Hubo un tiempo en el que los políticos creían de verdad que la cultura puede transformar las mentes, que un libro puede funcionar como una bomba de relojería infiltrada en el sistema. Fue parte de la política de la guerra fría. Y todo porque el sueño más clandestino de los ciudadanos soviéticos estaba habitado por la Coca Cola, los tejanos o los vinilos de jazz , pero también por el deseo de leer lo que se escribía en el propio país y a lo que no se podía acceder. Doctor Zhivago ilustró eso.

El libro ya era una leyenda en la URSS cuando, el habitualmente poeta, Borís Pasternak (Moscú 1890-Peredélkino 1960) la estaba escribiendo, arrinconado por el régimen estalinista desde finales de los años 30, sabedor de que nunca lograría verla publicada oficialmente en ruso. La forma en que después de muchas vicisitudes la novela regresó a su país en edición pirata impulsada por la CIA, después de haberse convertido en un apoteósico éxito editorial de Occidente ha producido no pocos libros de ensayo y memorias pero ahora una novela lo refleja con amenidad.

Los secretos que guardamos (Seix Barral), best-seller en el que la norteamericana Lara Prescott ha creado una ficción muy documentada, pone el foco en dos mecanógrafas imaginarias dentro del mecanismo del plan real de la CIA. La agencia de inteligencia utilizó una editorial inexistente en Francia para lanzar allí una única novela, Doctor Zhivago, que regresó así al país en su versión rusa, de tapadillo, aprovechando la Expo de Bruselas de 1958 -que tan bien retrató Jonathan Coe-. Así un economista ruso ocultaría el libro bajo la solapa de un catálogo del encuentro. La mujer de un ingeniero aeroespacial lo escondería en una caja de compresas vacía. Un trompetista de fama, en la funda de su instrumento. Gracias a ellos, las páginas circularon entre la intelectualidad moscovita que básicamente se hacía esta pregunta: ¿Qué tiene este libro de subversivo?
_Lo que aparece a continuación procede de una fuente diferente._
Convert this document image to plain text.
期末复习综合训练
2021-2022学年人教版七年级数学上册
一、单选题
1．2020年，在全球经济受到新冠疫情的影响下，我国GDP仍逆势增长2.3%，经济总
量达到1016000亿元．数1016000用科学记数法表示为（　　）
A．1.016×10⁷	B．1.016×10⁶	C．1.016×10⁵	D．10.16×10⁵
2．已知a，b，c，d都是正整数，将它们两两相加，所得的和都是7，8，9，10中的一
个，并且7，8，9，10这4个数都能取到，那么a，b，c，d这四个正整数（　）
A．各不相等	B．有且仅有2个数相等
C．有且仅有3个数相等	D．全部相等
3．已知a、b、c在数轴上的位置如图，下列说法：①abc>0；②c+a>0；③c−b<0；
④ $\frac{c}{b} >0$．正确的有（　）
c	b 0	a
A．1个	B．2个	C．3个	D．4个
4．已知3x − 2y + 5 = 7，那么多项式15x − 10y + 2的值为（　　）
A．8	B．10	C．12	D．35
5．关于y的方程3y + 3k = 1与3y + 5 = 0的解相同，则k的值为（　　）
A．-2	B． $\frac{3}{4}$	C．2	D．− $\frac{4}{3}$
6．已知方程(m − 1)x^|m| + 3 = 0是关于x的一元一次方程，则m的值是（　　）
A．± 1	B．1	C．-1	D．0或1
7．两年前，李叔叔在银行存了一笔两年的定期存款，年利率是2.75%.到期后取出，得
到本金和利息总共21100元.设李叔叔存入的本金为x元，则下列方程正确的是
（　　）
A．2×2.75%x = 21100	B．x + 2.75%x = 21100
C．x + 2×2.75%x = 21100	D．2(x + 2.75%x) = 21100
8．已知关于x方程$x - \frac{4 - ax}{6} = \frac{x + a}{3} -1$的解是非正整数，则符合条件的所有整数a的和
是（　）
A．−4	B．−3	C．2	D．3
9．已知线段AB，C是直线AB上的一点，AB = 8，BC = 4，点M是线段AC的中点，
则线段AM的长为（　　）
Cuando Prescott lo leyó por primera vez de jovencita también se hizo esa misma pregunta. De hecho, debía su nombre de pila a la heroína de la novela porque su madre se había enamorado de la película de David Lean. «Lo que hace es desafiar el colectivismo soviético. Su protagonista es un individuo que no se deja arrastrar por las consignas y las opiniones únicas. Pasternak, además, retrata a todos y cada uno de los personajes: a aquellos que se enriquecieron con la revolución pero también a los que la sufrieron perdiendo libertades y lo mejor es que cada uno de ellos muestra un pensamiento distinto y genuino».

La novela, la de Prescott, traza un fresco histórico cosido con una trama de espionaje y una ambientación estilo Mad Men, porque también retrata ese momento clave en el que las mujeres empiezan a hacerse un hueco en el panorama laboral.
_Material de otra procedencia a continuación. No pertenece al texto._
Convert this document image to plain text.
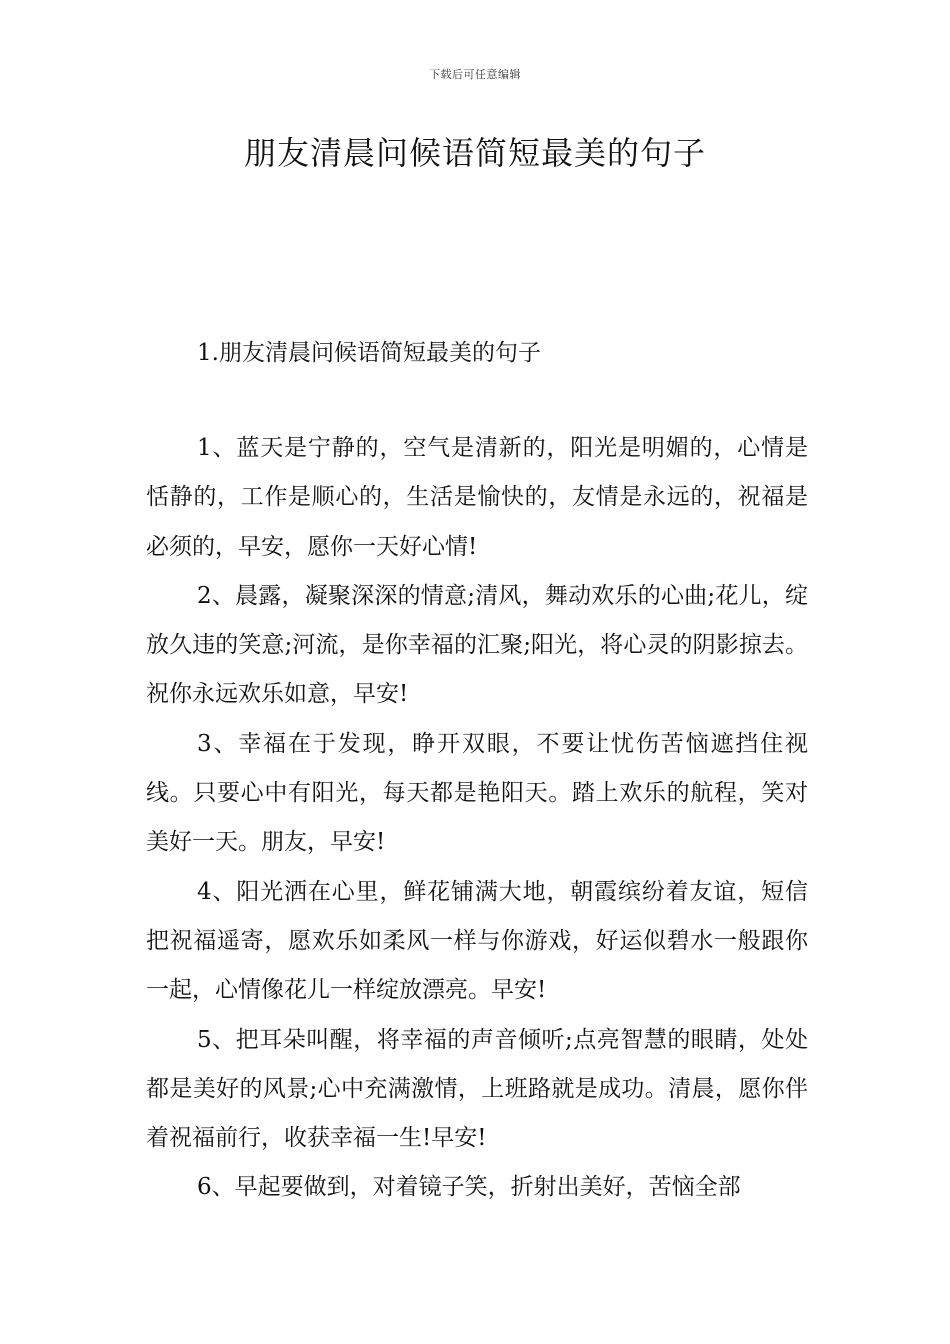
下载后可任意编辑
朋友清晨问候语简短最美的句子
1.朋友清晨问候语简短最美的句子

1、蓝天是宁静的，空气是清新的，阳光是明媚的，心情是恬静的，工作是顺心的，生活是愉快的，友情是永远的，祝福是必须的，早安，愿你一天好心情!

2、晨露，凝聚深深的情意;清风，舞动欢乐的心曲;花儿，绽放久违的笑意;河流，是你幸福的汇聚;阳光，将心灵的阴影掠去。祝你永远欢乐如意，早安!

3、幸福在于发现，睁开双眼，不要让忧伤苦恼遮挡住视线。只要心中有阳光，每天都是艳阳天。踏上欢乐的航程，笑对美好一天。朋友，早安!

4、阳光洒在心里，鲜花铺满大地，朝霞缤纷着友谊，短信把祝福遥寄，愿欢乐如柔风一样与你游戏，好运似碧水一般跟你一起，心情像花儿一样绽放漂亮。早安!

5、把耳朵叫醒，将幸福的声音倾听;点亮智慧的眼睛，处处都是美好的风景;心中充满激情，上班路就是成功。清晨，愿你伴着祝福前行，收获幸福一生!早安!

6、早起要做到，对着镜子笑，折射出美好，苦恼全部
También se acerca al drama del propio Pasternak, amargado durante años porque ha visto como sus colegas han sido enviados a los gulags siberianos o directamente al pelotón de fusilamiento, mientras a él tan solo se le recluía en el ostracismo. «Él tiene la culpa del que ha sobrevivido y no se lo perdona», asegura Prescott. Su pecado, haber sido uno de los poetas de cabecera de Stalin . A la norteamericana le interesa todavía más la figura de Olga Ivinskaya, editora y amante de Pasternak, y no muy lejano trasunto de la Lara de la novela, a quien el régimen llevó a prisión en dos ocasiones.

El tema de Lara

Ivinskaya sobrevivió más de tres décadas a Pasternak y pudo contemplar cómo en 1988 el gobierno de Gorbachov permitía, por fin, la publicación de la novela y las colas que se formaron para comprarla. Allí había incluso gente que la había leído en la vieja edición pirata de la CIA. Durante años corrió el rumor de que el manuscrito original le había sido robado a Giangiacomo Feltrinelli -el primero que se atrevió a editarlo- en una parada forzosa en Malta del avión en que viajaba. La realidad, como mostraron los papeles desclasificados por la CIA en el 2014, fue mucho más prosaica. «Fueron los familiares de Pasternak los que la hicieron llegar a la inteligencia británica y estos se lo cedieron a los estadounidenses», cuenta Prescott.

Para el autor, su fama en Occidente -a despecho del régimen soviético- no hizo más que abonar su tragedia personal. En 1958 se vio obligado a rechazar el premio Nobel y murió solitario en su dacha de Peredélkino. De ninguno de los 99 documentos desvelados años después se desprende que la CIA presionara a la Academia Sueca.